Garden Airplane Trap (1935–36) is more colorful in appearance than Zoomorphic Couple but is composed of the same number of pigments. In the work, the artist used Prussian blue, a cobalt-based pigment, two kinds of yellow – strontium and cadmium yellow, a raw umber for brown, a cadmium red, and calcium carbonate (chalk), which was found in some of the works but could have been used as an extender in the paint formulation and not just as a white pigment. The slightly later The Entire City (1936–37) is composed of the same blue, red, brown, and yellows as Garden Airplane Trap, but the artist introduced a chrome-based green, which was also found in The Antipope.
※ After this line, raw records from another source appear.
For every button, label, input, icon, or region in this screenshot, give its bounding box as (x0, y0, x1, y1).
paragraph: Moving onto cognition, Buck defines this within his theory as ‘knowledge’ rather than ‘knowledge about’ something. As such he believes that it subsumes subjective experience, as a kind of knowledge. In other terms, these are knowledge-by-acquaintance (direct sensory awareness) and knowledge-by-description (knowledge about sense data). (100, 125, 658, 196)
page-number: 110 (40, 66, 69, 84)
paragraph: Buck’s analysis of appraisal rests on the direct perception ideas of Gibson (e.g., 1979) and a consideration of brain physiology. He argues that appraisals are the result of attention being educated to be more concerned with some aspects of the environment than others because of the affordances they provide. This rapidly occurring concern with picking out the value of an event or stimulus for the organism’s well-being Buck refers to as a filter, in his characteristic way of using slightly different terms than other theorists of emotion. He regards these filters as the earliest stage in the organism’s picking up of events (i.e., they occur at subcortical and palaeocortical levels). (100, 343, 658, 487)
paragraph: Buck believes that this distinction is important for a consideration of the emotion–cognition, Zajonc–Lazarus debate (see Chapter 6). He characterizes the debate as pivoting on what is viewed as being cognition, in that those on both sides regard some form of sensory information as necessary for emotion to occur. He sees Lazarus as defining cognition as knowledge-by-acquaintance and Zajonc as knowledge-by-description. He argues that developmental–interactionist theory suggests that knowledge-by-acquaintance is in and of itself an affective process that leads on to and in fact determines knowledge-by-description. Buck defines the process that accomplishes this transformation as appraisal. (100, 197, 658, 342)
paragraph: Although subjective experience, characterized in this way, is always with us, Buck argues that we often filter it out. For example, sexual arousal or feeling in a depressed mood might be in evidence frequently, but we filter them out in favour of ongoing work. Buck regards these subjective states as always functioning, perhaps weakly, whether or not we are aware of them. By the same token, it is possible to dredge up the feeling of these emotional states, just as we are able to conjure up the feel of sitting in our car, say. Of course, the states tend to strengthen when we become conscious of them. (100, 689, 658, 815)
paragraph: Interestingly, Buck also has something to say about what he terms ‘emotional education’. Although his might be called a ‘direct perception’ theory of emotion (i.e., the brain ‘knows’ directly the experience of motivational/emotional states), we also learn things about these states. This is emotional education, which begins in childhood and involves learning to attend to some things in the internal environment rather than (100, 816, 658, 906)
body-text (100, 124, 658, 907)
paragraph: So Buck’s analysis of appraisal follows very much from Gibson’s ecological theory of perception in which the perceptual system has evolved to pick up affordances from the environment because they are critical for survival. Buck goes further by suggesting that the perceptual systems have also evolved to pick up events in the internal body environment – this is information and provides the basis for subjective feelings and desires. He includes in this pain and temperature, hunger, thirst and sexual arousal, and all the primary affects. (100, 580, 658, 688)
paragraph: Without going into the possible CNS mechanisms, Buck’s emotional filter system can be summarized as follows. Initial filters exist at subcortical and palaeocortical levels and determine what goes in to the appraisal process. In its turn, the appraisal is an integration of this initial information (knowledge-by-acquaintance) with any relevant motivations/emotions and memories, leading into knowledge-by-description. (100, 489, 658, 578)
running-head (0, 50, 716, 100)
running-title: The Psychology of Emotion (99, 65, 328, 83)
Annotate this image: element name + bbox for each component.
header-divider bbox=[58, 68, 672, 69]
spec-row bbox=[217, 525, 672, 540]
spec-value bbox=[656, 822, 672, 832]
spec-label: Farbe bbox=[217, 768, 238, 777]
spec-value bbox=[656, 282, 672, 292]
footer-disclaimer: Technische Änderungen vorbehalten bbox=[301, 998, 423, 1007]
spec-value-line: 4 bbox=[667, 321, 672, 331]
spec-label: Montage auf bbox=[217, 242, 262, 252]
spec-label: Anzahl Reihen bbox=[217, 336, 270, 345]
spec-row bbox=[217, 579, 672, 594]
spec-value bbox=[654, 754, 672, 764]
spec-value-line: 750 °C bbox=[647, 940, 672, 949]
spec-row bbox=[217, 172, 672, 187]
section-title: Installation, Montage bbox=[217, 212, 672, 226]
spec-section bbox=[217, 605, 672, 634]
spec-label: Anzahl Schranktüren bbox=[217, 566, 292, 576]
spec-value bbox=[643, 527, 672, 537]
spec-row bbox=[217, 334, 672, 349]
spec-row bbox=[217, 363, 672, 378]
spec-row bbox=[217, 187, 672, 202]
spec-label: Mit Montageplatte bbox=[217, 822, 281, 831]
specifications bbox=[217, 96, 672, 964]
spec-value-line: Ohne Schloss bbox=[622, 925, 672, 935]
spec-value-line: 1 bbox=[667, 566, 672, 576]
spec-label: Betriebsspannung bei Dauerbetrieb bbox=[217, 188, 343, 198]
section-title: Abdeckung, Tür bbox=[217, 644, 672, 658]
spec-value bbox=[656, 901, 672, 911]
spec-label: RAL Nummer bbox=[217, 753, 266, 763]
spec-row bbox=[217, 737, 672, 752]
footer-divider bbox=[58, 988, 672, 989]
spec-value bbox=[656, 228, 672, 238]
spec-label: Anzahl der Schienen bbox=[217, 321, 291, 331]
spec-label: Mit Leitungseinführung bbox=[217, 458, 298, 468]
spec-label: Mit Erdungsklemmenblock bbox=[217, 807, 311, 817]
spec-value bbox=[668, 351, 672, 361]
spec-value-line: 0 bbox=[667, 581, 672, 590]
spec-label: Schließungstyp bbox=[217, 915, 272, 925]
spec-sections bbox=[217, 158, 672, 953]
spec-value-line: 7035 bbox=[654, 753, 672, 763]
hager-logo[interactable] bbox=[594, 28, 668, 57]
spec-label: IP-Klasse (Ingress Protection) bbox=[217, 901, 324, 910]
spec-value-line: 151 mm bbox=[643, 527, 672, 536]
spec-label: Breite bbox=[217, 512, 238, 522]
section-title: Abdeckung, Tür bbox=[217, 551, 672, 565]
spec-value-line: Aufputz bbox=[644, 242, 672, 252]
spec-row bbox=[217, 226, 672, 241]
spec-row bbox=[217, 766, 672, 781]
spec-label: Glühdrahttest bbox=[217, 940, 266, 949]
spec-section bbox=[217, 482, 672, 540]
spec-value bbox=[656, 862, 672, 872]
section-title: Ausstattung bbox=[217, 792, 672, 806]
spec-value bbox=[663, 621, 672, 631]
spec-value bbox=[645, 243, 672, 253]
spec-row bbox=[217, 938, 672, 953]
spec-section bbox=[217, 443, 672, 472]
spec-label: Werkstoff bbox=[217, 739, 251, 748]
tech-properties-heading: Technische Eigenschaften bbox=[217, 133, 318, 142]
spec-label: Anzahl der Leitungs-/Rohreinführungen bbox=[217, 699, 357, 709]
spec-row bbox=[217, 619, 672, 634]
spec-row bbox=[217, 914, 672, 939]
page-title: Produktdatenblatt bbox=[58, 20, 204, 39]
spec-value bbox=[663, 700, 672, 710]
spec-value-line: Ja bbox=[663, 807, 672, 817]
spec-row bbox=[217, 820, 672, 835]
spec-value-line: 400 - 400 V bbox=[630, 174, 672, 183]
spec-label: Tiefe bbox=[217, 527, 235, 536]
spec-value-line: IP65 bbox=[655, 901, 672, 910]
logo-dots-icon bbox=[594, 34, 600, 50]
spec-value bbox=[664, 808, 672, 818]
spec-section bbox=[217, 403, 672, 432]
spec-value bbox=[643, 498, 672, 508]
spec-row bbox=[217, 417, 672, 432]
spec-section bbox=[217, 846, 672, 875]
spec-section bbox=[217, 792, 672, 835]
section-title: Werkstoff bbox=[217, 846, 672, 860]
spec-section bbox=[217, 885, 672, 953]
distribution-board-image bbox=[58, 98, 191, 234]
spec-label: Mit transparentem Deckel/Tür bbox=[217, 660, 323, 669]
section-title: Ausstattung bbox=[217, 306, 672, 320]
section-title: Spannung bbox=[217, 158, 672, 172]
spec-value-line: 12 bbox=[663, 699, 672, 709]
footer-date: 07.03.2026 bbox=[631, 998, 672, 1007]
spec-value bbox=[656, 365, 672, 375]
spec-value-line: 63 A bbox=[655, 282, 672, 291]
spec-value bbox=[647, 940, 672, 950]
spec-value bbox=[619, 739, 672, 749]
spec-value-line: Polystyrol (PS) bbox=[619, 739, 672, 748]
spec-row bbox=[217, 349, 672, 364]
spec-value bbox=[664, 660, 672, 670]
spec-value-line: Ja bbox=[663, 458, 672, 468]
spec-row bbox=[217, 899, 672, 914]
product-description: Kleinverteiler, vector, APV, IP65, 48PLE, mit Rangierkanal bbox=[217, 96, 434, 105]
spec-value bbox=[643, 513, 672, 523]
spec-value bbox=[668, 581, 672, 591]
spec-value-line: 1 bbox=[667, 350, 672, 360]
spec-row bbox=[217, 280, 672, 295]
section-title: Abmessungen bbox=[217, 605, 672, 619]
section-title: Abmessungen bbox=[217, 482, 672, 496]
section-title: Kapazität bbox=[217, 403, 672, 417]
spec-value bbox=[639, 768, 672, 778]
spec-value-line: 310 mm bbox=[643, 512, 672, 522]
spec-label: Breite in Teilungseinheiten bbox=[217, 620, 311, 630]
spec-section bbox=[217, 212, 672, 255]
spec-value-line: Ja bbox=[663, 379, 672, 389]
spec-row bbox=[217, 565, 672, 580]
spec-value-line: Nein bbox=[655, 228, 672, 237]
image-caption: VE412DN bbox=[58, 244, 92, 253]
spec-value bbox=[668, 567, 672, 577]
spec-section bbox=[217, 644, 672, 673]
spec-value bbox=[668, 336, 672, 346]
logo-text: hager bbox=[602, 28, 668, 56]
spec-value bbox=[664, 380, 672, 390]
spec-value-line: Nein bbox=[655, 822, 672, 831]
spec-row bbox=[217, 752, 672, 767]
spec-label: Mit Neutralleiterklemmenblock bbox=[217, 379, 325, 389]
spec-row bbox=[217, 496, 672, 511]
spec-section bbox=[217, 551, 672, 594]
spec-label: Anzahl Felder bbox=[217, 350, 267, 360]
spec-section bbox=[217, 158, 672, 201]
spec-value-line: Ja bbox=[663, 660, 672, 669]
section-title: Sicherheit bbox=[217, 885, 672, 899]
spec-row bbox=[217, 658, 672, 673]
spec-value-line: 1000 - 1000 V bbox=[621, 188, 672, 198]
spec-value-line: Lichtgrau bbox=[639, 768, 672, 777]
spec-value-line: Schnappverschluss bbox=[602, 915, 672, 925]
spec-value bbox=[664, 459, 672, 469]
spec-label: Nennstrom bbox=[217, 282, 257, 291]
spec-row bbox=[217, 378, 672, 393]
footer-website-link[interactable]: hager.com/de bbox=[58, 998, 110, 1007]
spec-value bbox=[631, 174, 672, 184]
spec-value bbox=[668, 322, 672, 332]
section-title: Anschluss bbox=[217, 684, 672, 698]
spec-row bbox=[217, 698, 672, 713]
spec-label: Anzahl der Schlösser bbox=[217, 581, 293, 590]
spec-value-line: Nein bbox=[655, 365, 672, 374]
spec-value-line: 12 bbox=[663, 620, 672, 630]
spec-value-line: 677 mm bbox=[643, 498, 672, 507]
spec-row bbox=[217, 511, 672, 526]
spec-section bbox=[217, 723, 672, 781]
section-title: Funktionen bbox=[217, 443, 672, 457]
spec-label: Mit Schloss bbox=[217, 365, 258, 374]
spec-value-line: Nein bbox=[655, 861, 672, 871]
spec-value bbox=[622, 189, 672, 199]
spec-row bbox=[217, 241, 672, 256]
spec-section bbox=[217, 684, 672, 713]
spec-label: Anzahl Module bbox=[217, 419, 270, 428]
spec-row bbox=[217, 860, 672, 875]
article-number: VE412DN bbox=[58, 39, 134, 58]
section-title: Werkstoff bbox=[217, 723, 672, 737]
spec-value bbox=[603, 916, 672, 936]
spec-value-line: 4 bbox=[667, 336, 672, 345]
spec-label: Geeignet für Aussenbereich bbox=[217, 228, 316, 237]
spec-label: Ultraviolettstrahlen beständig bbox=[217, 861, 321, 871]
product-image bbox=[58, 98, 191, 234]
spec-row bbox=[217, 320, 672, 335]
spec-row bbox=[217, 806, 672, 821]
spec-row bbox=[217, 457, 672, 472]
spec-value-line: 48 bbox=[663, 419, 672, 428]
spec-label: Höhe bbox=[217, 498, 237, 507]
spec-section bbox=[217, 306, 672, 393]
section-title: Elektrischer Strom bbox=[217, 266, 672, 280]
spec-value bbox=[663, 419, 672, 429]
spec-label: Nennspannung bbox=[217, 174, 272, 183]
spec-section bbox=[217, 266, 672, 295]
In most of the other paintings, Ernst would mix a green from blues and yellows.

Some trends could thus be observed: The red pigment vermilion, which as a mercury-sulfite could present a health hazard if not used properly, was slowly replaced by cadmium red (vermilion’s best color match) and ß-naphthol red, both introduced to the market at the beginning of the twentieth century as safer and more practical alternatives. Similarly, Titanium white, commercialized in the 1920s and 1930s, appears in the works after 1940, and in The Antipope, the latest work analyzed in the study, it is the main white pigment. Also Ernst’s blues evolved throughout the period studied: While Prussian blue is initially still used as the main blue pigment and on its own, when the 1930s Phthalocyanine blue, an innovative synthetic organic pigment, enters the artist’s palette, Prussian blue is used only as a mix-in and fully disappears in The Antipope.

State of Conservation

Any technical study of artworks in the collection is always also aimed at gaining information on the state of conservation of the works in the museum’s care. Analysis with ER-FTIR indicated the presence of both metal – specifically zinc – carboxylates (“metal soaps”) and oxalates in four out of the six paintings (they were not detected in Garden Airplane Trap and The Entire City). Since only one of them, The Kiss, contained zinc white, the presence of zinc in the other works is most likely due to its use as a drying agent (ZnO) or wetting agent and dispersant (zinc stearate) in the paint formulation. While the zinc soaps could have been originally present in that form in the tube, the oxalates constitute alteration products, which formed over time in the paint layers.

Publication

M. Zuena, L. Pensabene Buemi, L. Nodari, G. Subelyte, L. Stringari, B. Campanella, G. Lorenzetti, V. Palleschi, P. Tomasin, and S. Legnaioli. “Portrait of an artist at work: exploring Max Ernst’s surrealist techniques.” Heritage Science 10:139 (2022).